Mme Bensouda a salué la décision de la Cour, estimant qu'elle "envoie un signal positif aux victimes des atrocités en Birmanie et ailleurs".
"Mon enquête visera à découvrir la vérité", a-telle ajouté dans un communiqué, en promettant une "enquête indépendante et impartiale".
La décision de la CPI intervient après une rude semaine pour le pays de l'Asie du Sud-Est : mercredi, une plainte a été déposée en Argentine concernant les crimes contre les Rohingya en Birmanie, en invoquant le principe de justice universelle. Cette plainte vise notamment l'ancienne icône de la démocratie, Aung San Suu Kyi, cheffe de facto du gouvernement.
La plainte pour torture, disparition et abus sexuels notamment, a été déposée devant un tribunal de Buenos Aires, où la juge Maria Servini doit déjà instruire des plaintes concernant des crimes commis pendant la Guerre civile espagnole (1936-39) et la dictature de Francisco Franco (1939-75).

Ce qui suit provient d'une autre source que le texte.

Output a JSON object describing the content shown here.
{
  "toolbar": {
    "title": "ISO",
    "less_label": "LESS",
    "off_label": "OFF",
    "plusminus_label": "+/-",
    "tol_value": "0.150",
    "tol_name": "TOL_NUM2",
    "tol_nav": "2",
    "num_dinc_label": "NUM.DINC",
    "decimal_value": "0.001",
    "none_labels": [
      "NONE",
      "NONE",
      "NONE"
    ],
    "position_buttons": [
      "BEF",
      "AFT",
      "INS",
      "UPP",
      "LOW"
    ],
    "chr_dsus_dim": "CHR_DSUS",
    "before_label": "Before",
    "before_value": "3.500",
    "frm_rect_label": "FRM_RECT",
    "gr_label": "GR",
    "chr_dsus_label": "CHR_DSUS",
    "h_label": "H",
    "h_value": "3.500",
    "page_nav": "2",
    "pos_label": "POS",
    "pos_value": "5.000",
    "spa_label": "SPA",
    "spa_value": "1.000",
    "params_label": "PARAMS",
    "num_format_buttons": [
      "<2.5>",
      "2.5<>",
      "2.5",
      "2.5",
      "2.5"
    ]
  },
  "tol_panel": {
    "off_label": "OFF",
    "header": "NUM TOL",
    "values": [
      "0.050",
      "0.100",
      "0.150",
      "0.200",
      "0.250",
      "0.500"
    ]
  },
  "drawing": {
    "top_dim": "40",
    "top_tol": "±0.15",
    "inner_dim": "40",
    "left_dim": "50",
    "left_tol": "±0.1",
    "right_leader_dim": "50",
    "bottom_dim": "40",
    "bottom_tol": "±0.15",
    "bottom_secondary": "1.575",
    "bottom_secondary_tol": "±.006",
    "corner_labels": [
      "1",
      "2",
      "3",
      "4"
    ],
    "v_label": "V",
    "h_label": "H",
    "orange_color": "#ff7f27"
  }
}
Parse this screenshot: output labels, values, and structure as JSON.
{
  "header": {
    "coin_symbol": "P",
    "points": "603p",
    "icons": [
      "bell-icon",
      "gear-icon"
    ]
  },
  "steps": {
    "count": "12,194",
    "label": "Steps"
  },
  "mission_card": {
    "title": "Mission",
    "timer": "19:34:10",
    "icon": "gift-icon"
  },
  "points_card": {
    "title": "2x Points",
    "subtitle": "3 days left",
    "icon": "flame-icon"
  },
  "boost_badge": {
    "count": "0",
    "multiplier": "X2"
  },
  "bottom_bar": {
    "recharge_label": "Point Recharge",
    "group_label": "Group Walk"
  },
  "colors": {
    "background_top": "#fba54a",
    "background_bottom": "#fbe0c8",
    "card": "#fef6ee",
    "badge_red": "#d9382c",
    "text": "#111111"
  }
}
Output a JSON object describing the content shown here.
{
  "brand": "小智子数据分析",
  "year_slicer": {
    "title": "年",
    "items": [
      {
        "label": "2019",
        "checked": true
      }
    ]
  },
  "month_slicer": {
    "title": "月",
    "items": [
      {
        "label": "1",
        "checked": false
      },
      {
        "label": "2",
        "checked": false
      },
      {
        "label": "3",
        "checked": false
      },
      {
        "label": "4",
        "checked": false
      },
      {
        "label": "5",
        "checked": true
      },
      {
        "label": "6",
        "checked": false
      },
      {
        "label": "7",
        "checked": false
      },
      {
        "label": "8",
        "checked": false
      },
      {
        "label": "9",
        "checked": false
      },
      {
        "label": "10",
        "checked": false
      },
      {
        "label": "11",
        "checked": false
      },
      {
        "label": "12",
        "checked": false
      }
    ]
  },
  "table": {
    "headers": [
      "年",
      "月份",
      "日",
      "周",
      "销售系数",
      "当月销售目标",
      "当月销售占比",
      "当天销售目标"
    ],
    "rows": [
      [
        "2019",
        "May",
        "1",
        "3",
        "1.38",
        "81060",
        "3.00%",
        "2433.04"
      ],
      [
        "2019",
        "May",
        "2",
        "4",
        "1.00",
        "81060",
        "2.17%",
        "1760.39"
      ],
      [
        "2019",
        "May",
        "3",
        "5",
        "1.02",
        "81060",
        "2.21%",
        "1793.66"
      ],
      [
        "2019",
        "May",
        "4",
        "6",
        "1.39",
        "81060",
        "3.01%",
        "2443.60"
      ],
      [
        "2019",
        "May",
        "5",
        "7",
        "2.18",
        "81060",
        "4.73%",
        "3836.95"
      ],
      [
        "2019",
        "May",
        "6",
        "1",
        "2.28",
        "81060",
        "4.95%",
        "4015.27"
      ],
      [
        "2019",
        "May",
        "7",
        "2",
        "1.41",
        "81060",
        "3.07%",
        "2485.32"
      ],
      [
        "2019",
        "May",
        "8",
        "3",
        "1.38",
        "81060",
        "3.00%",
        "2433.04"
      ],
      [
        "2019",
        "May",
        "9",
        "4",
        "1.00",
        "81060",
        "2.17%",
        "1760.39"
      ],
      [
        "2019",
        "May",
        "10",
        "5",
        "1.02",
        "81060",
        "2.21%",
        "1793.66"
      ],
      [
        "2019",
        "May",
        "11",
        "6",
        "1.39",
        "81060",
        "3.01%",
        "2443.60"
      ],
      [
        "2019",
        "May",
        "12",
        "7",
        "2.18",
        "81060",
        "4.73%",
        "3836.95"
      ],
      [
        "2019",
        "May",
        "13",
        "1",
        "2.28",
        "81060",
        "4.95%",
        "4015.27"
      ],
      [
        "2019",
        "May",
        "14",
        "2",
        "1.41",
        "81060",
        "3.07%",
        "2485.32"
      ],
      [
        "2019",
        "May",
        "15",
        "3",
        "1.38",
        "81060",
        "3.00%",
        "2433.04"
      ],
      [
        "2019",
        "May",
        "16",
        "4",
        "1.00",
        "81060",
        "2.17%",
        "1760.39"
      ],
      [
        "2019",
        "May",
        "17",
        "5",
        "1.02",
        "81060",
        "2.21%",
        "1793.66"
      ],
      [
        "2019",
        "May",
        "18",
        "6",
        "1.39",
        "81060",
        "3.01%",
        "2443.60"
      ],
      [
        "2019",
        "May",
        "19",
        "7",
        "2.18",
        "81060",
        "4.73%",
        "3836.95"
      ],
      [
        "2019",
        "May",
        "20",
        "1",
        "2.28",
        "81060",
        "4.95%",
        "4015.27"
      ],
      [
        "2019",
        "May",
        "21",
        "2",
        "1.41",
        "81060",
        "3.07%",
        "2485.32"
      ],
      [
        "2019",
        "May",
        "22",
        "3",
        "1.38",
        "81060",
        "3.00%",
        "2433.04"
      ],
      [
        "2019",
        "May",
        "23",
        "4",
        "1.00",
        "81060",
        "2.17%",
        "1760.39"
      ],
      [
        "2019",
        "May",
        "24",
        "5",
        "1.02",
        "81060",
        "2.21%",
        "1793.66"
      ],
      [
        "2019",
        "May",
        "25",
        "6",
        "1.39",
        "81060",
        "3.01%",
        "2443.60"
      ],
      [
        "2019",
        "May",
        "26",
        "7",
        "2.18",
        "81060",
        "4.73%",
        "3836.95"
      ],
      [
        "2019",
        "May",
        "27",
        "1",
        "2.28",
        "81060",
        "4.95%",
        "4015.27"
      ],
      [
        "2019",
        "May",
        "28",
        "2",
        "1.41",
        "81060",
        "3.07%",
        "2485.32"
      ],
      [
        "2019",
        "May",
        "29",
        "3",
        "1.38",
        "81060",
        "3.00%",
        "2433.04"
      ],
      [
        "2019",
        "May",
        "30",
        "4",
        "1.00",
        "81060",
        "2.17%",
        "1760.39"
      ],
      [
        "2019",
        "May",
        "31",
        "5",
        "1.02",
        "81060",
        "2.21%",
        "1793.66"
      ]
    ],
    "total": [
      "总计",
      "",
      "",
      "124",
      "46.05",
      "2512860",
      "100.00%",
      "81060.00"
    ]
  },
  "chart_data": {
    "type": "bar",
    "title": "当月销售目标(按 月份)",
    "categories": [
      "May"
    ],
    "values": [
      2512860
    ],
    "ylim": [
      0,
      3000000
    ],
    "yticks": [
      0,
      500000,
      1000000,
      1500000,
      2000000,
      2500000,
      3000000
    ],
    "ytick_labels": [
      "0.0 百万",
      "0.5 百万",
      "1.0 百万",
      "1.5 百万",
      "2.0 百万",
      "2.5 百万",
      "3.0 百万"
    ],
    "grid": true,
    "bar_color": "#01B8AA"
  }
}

- Justice internationale -
Lundi, la Gambie, mandatée par les 57 États membres de l'Organisation de la coopération islamique, a entamé une action judiciaire devant la Cour internationale de justice (CIJ) contre la Birmanie pour ses "actes de génocide" à l'encontre de la minorité musulmane des Rohingyas.
La Gambie demande notamment à la CIJ, plus haute juridiction de l'ONU basée à La Haye, d'ordonner à la Birmanie de "cesser ses actes de génocide" et "d'en punir les auteurs". La CIJ devrait tenir des audiences sur l'affaire dans les prochains mois.
De leur côté, les juges de la CPI, également basée à La Haye, ont évoqué des allégations "d'actes de violence systématiques", d'expulsion en tant que crime contre l'humanité et de persécution fondée sur l'appartenance ethnique ou la religion contre les Rohingya.
Bien que la Birmanie ne soit pas un État membre du Statut de Rome, traité fondateur de la Cour, celle-ci s'était déclarée compétente pour enquêter sur la déportation présumée de cette minorité vers le Bangladesh, qui est lui un État partie.
La Birmanie, qui a toujours réfuté les accusations de nettoyage ethnique ou de génocide, avait "résolument" rejeté la décision de la CPI, dénonçant un "fondement juridique douteux".
En septembre 2018, un examen préliminaire avait déjà été ouvert par la procureure, qui avait ensuite demandé l'ouverture d'une véritable enquête, pour laquelle les juges ont donné jeudi leur feu vert.
Les investigations pourraient à terme donner lieu à des mandats d’arrêt contre des généraux de l'armée birmane.
Des enquêteurs de l'ONU avaient demandé en août 2018 que la justice internationale poursuive le chef de l'armée birmane et cinq autres hauts gradés pour "génocide", "crimes contre l'humanité" et "crimes de guerre". Des accusations rejetées par les autorités birmanes.